ValueError: cannot convert float NaN to integer
evamaxfield commented 6 years ago

@vianamp Did you upload this dataset?

vianamp commented 6 years ago

Yes, well, at least I think so. I did: ds.upload_to(prod)

evamaxfield commented 6 years ago

Did you do any dataset prep before upload? Reindex, sort, etc? I ask because this is the exact same issue we had previously when a dataset was sorted but not reindexed.

vianamp commented 6 years ago

Yes. Feature datasets have been re-indexed by cell_id.

evamaxfield commented 6 years ago

After you re-indexed did you dataframe = dataframe.reset_index(drop=True)?

I think I sent a channel message that said I was going to add that in as automated but I never did so I think that might be the issue. If you did not do the above I will patch and push and also delete the dataset (but not the Iota) so you can reingest.

vianamp commented 6 years ago

I did not. Sorry. Please let me know when it is ready for reingest.

evamaxfield commented 6 years ago

No worries totally my fault, I forgot to add that one line lol.

evamaxfield commented 6 years ago

Do any other datasets need to be deleted as well?

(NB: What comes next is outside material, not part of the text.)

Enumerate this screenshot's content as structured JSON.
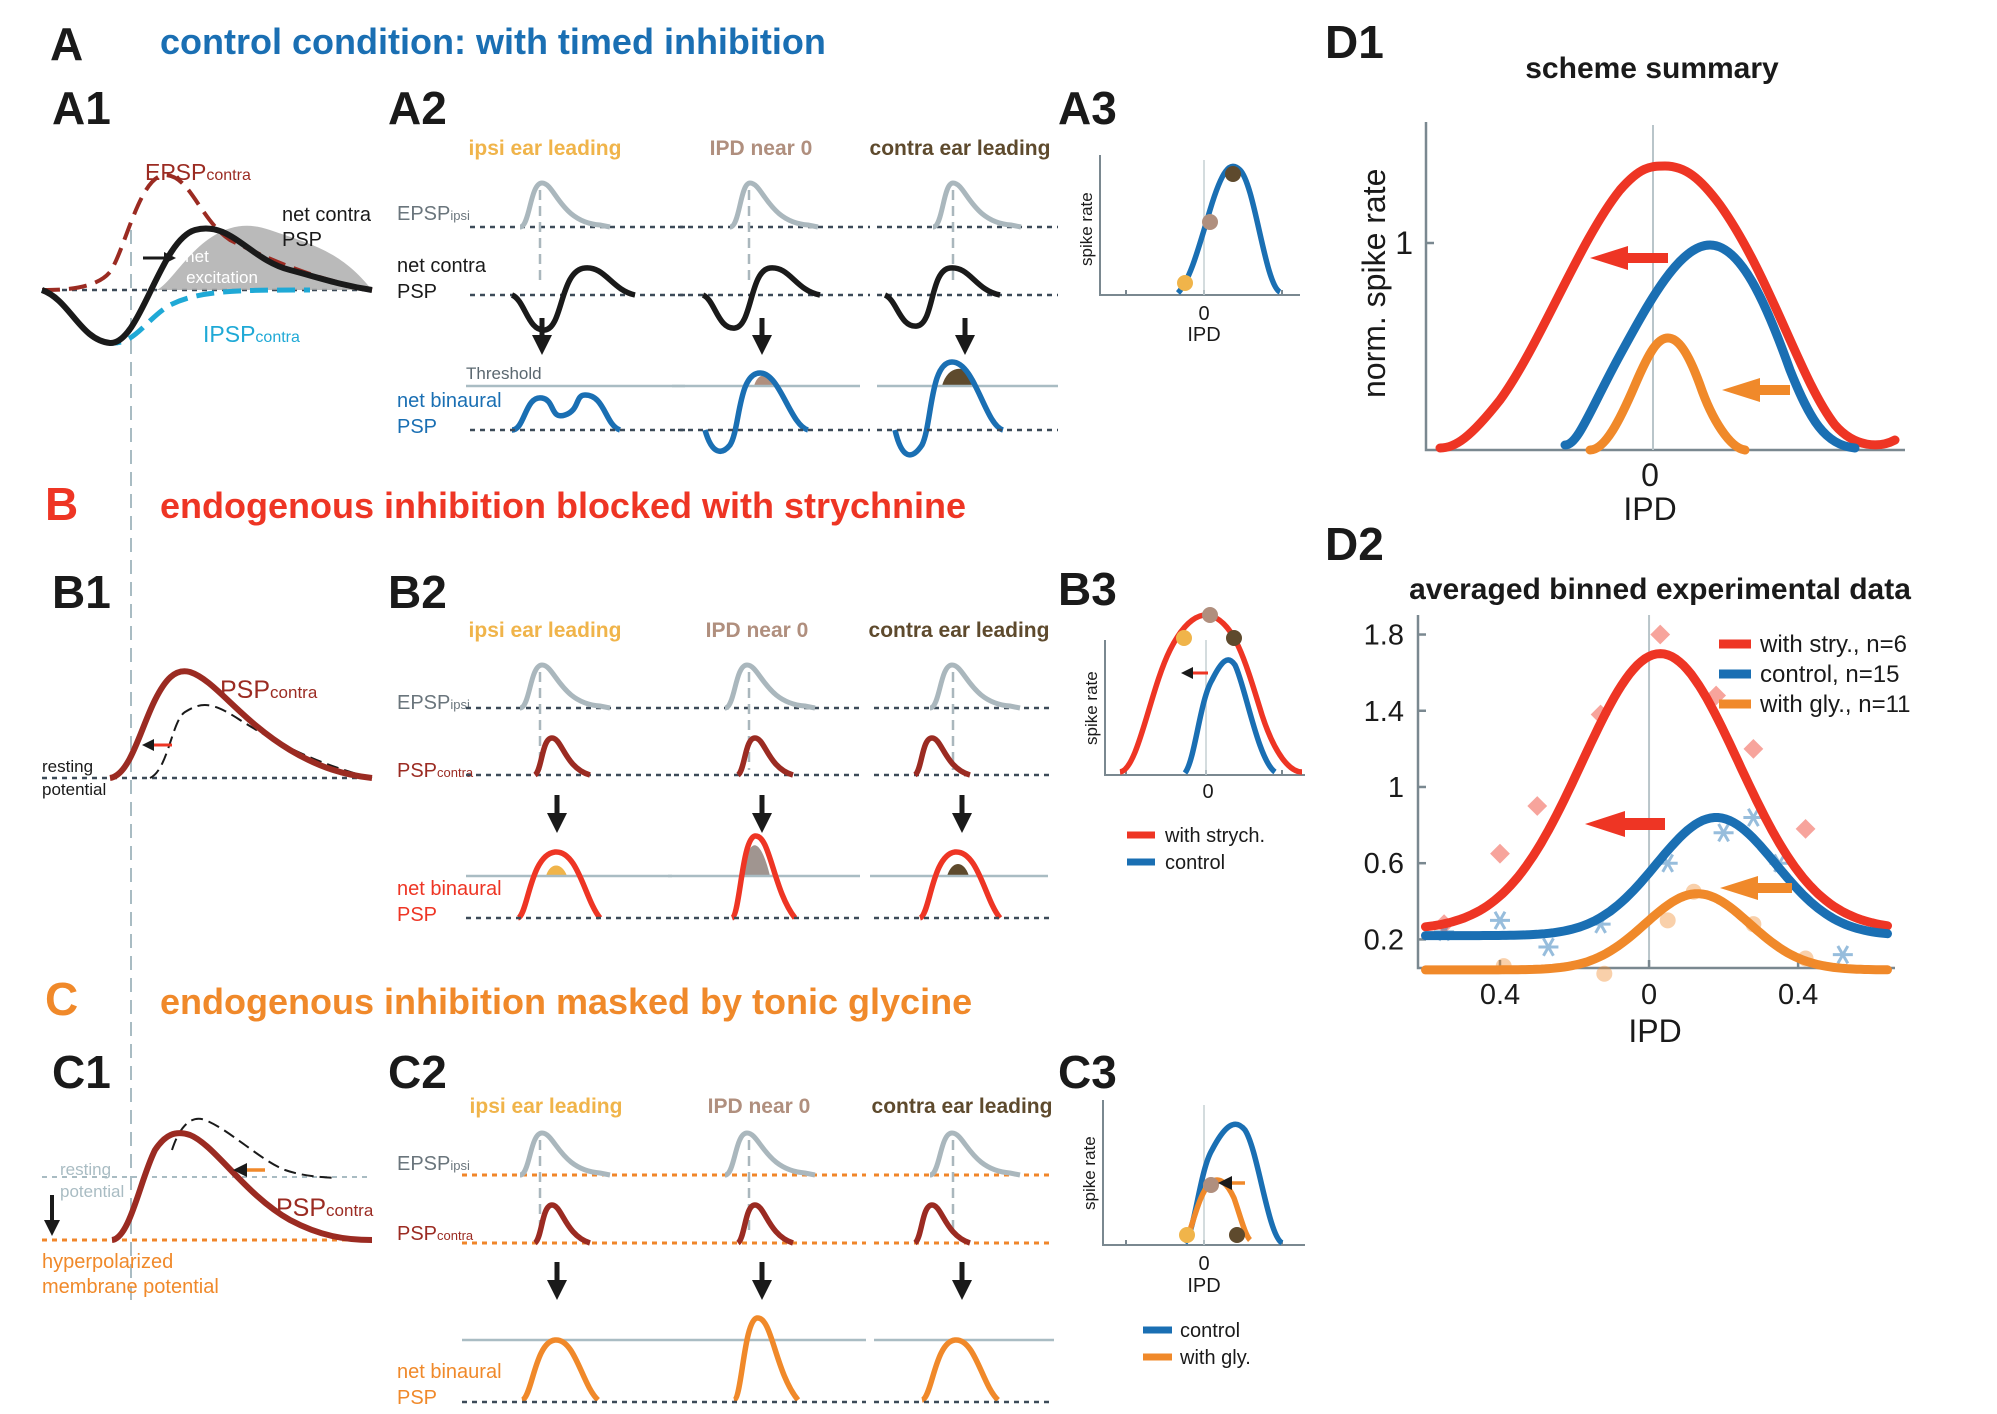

vianamp commented 6 years ago

Thanks

evamaxfield commented 6 years ago

Those datasets have been purged and the reset_index patch (v1.0.27) has been pushed (You should be able to just push your prepped dataframe into a dataset without having to worry about index like you did) please try ingest and pull again please. I will close this issue when you let me know the get_dataset worked properly.

evamaxfield commented 6 years ago

Tested after patch, get_dataset runs to completion. Marking as closed.